M.Parisi, R.Nuttall, D.Naiman, G.Bouffard, J.Malley, J.Andrews, S.Eastman, B.Oliver, Paucity of genes on the Drosophila X chromosome showing male-biased expression, (Science 299: 697-700; 2003).

The Parisi et al. (2003, 2004) experiments used arrays of approx. 14,000 PCR amplicons. The amplified probes (average length 450 bp) corresponded to predicted exons of all genes in D. melanogaster genome release 1.0. The array platform is described under GEO Platform GPL20 and the individual hybridization results are available under GEO accessions GSM2456, GSM2457, GSM2458, GSM2459, GSM2460, GSM2461, GSM2462, GSM2463, GSM2464, GSM2465, GSM2466, GSM2467.
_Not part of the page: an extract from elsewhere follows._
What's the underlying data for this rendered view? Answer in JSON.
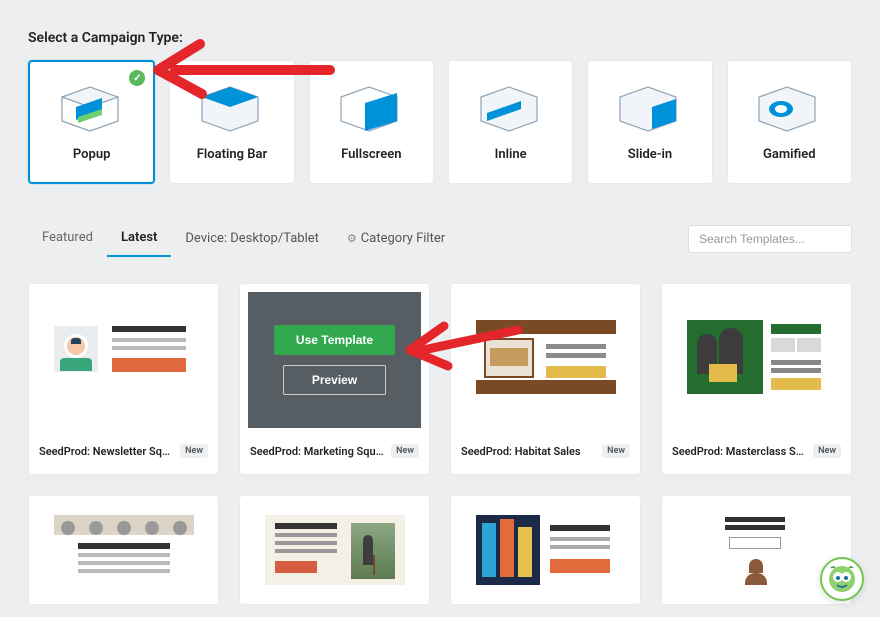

The first 4 of the above accessions are for whole males vs. whole females, the next 4 are for gonadectomized males vs. gonadectomized females, and the final 4 are for testes vs. ovaries. In all cases 4 replicate hybridizations were performed, including biological and dye-swap replicates. All hybridizations used 5-7 day old flies of the y1w67c strain.
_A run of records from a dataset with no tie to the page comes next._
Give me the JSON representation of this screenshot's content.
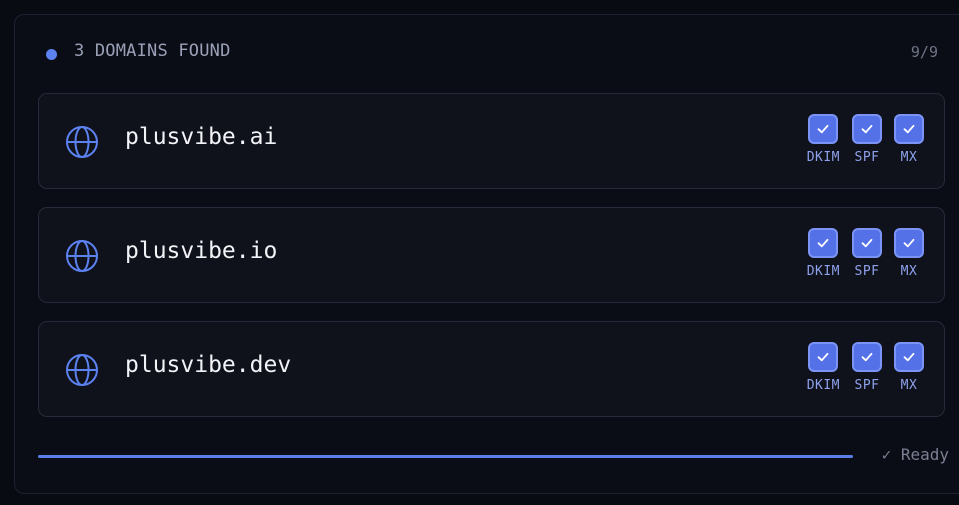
{
  "header": {
    "title": "3 DOMAINS FOUND",
    "count": "9/9"
  },
  "domains": [
    {
      "name": "plusvibe.ai",
      "checks": [
        "DKIM",
        "SPF",
        "MX"
      ]
    },
    {
      "name": "plusvibe.io",
      "checks": [
        "DKIM",
        "SPF",
        "MX"
      ]
    },
    {
      "name": "plusvibe.dev",
      "checks": [
        "DKIM",
        "SPF",
        "MX"
      ]
    }
  ],
  "footer": {
    "progress": 1.0,
    "status": "✓ Ready"
  },
  "colors": {
    "accent": "#5b82f0",
    "check_fill": "#5571e8",
    "background": "#090b12"
  },
  "icons": {
    "domain": "globe-icon",
    "check": "checkmark-icon"
  }
}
In Sebida, the testes/ovaries ratios given by the authors in the supplementary data to their 2003 paper are provided. In addition, we also calculated average ratios over all hybridizations listed as GEO accessions above and provide these as Parisi (2004) data. There may be slight differences between the testes/ovaries ratio from 2003 and that of 2004, even though they are based on the same data. This is due to slight differences in the way the averages were calculated and the fact that Parisi et al. (2003) only considered probes for which a good signal was available in all replicates. For the 2004 calculations, probes without signal were treated as missing data. P-values were calculated from the raw data given in the GEO accessions using a Bayesian method (BAGEL) developed by Jeffrey Townsend.

In cases where there was more then one probe per gene, we used the average over all probes. Note that the ratios presented in Sebida are straight ratios and not ln or log2 transformations.